Konica C35 AF 1977 -- The "Fool Shoot Camera"

Discussion in 'Modern Film Cameras' started by jdm_von_weinberg, Dec 30, 2012.

  1. Yes, in a unplanned hiatus n my march toward collecting early AF cameras into the digital realm, and with the new default for sorting posts (by most recent post), I am re-animating this post on the first commercially sold auto-focus 35mm camera.

    If you hate me for these "JDM's greatest hits", if enough of you (determined by me, of course) tell me to stop, I might.
    I don't think most of the participants then, are still around.

    Then again, the staff might rethink the ordering of posts? ?
    Last edited: May 11, 2017
    John Farrell and AJG like this.
  2. JDM, it is strange to revive such old threads, but for the sake of truth, let me correct you a bit. I have two different Elikons. There were two mass produced models (plus there was yet another one, Elikon 1, I think, but I never saw it anywhere). The one on the picture in your post is the Elikon Autofokus. That was more known. A bit later they started manufacturing a cheaper 35CM, which had no AF. I think that both have, in addition to auto exposure, manual mode with manual aperture + fixed shutter of 1/125. The lens is pretty good (but then, the AF model cost like an SLR).
  3. It was the AF version that I was interested in, of course.
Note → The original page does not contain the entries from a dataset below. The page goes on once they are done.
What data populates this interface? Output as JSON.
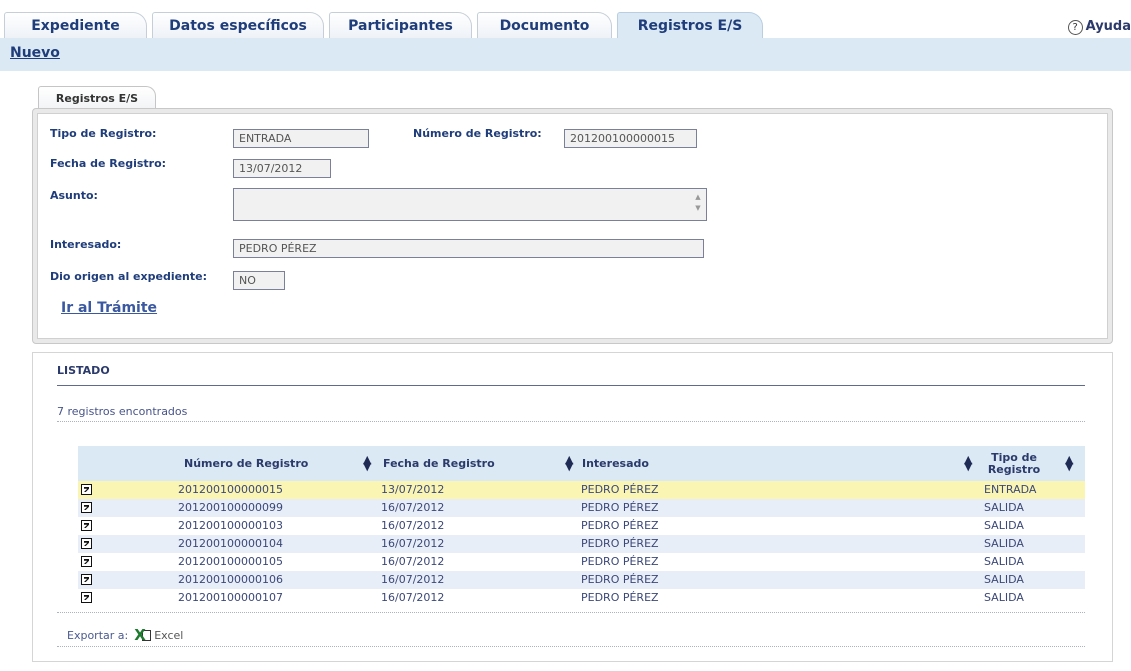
{
  "tabs": [
    {
      "label": "Expediente",
      "active": false
    },
    {
      "label": "Datos específicos",
      "active": false
    },
    {
      "label": "Participantes",
      "active": false
    },
    {
      "label": "Documento",
      "active": false
    },
    {
      "label": "Registros E/S",
      "active": true
    }
  ],
  "help_label": "Ayuda",
  "new_link": "Nuevo",
  "record": {
    "subtab": "Registros E/S",
    "tipo_label": "Tipo de Registro:",
    "tipo_value": "ENTRADA",
    "numero_label": "Número de Registro:",
    "numero_value": "201200100000015",
    "fecha_label": "Fecha de Registro:",
    "fecha_value": "13/07/2012",
    "asunto_label": "Asunto:",
    "asunto_value": "",
    "interesado_label": "Interesado:",
    "interesado_value": "PEDRO PÉREZ",
    "origen_label": "Dio origen al expediente:",
    "origen_value": "NO",
    "tramite_link": "Ir al Trámite"
  },
  "listado": {
    "title": "LISTADO",
    "count_text": "7 registros encontrados",
    "columns": [
      "Número de Registro",
      "Fecha de Registro",
      "Interesado",
      "Tipo de Registro"
    ],
    "rows": [
      {
        "numero": "201200100000015",
        "fecha": "13/07/2012",
        "interesado": "PEDRO PÉREZ",
        "tipo": "ENTRADA",
        "selected": true
      },
      {
        "numero": "201200100000099",
        "fecha": "16/07/2012",
        "interesado": "PEDRO PÉREZ",
        "tipo": "SALIDA"
      },
      {
        "numero": "201200100000103",
        "fecha": "16/07/2012",
        "interesado": "PEDRO PÉREZ",
        "tipo": "SALIDA"
      },
      {
        "numero": "201200100000104",
        "fecha": "16/07/2012",
        "interesado": "PEDRO PÉREZ",
        "tipo": "SALIDA"
      },
      {
        "numero": "201200100000105",
        "fecha": "16/07/2012",
        "interesado": "PEDRO PÉREZ",
        "tipo": "SALIDA"
      },
      {
        "numero": "201200100000106",
        "fecha": "16/07/2012",
        "interesado": "PEDRO PÉREZ",
        "tipo": "SALIDA"
      },
      {
        "numero": "201200100000107",
        "fecha": "16/07/2012",
        "interesado": "PEDRO PÉREZ",
        "tipo": "SALIDA"
      }
    ],
    "export_label": "Exportar a:",
    "excel_label": "Excel"
  },
  "colors": {
    "accent": "#1f3d7a",
    "header_bg": "#dbe9f5",
    "selected_row": "#fbf5b3",
    "alt_row": "#e7eef8"
  }
}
I'm not clear what you are "correcting" however.

    I started the revival originally as a protest against having the latest post determing the ordering of the posts.

    Then I said, why not?
  4. I have a photo in my portfolio, "Ferry to Portland" taken with a C35AF3 but I don't know how to get into this post. At one point the camera jammed and I took out enough screws to split it in half. Didn't see anything wrong but when I reassembled it, it was fine again for a few rolls. Now it's jammed again until I have time to split it again. But it taught me to trust the concept of an automatic camera in theory.
    Last edited: May 24, 2017
  5. IMG_20170524_135638.jpg By a coincidence, I had a chance to pull my both Elikons out of a closet and blow the dust off...
  6. For those younger members a study of this early autofocus system might prove interesting. The Konica C35 AF and many other AF compacts that followed actually "auto step focused" if I may coin a term. The more focus positions a camera had the more likely it was to achieve correct (or at least acceptable) focus. Depth of field could mask minor errors. Take for example, the excellent 38mm f2.8 Hexanon, which goes back to the original C35. When Konica introduced a zone focus version, the C35V, some concerns were raised over getting sharp focus when lens was wide open. We sold a few at the family camera shop and in general our customers were pleased with the results. I don't remember how many focus steps the C35AF had, but it was certainly more than the number of "focus clicks" the C35V or C35EF had. I would sum up (from seeing some excellent images posted recently and my own experience when we sold this camera) that when used within the limits of its design specs the C35 AF is capable of excellent results. Naturally, it's not a camera to take to a concert or sporting event (bur then neither was the original C35 or its competition).
  7. I have a C35MF which I took on a trip to Italy some years ago. I took it on a trip to Italy with 5 rolls of Elite Chrome. It worked fine but I was always apprehensive about so much automation so I bought a C35EF3 which has a 35mm Hexanon, auto exposure but manual focus and winding. There are 3 scales on the lens, feet, meters, and zone, The camera is very compact and came with a small case with a belt clip. It also came in several colors (who wants to be seen with a black camera?). This will be my first choice when I start to use up some of the Elite Chrome still in the freezer.
  8. The C35EF3 runs on AA batteries, easily available, an added bonus.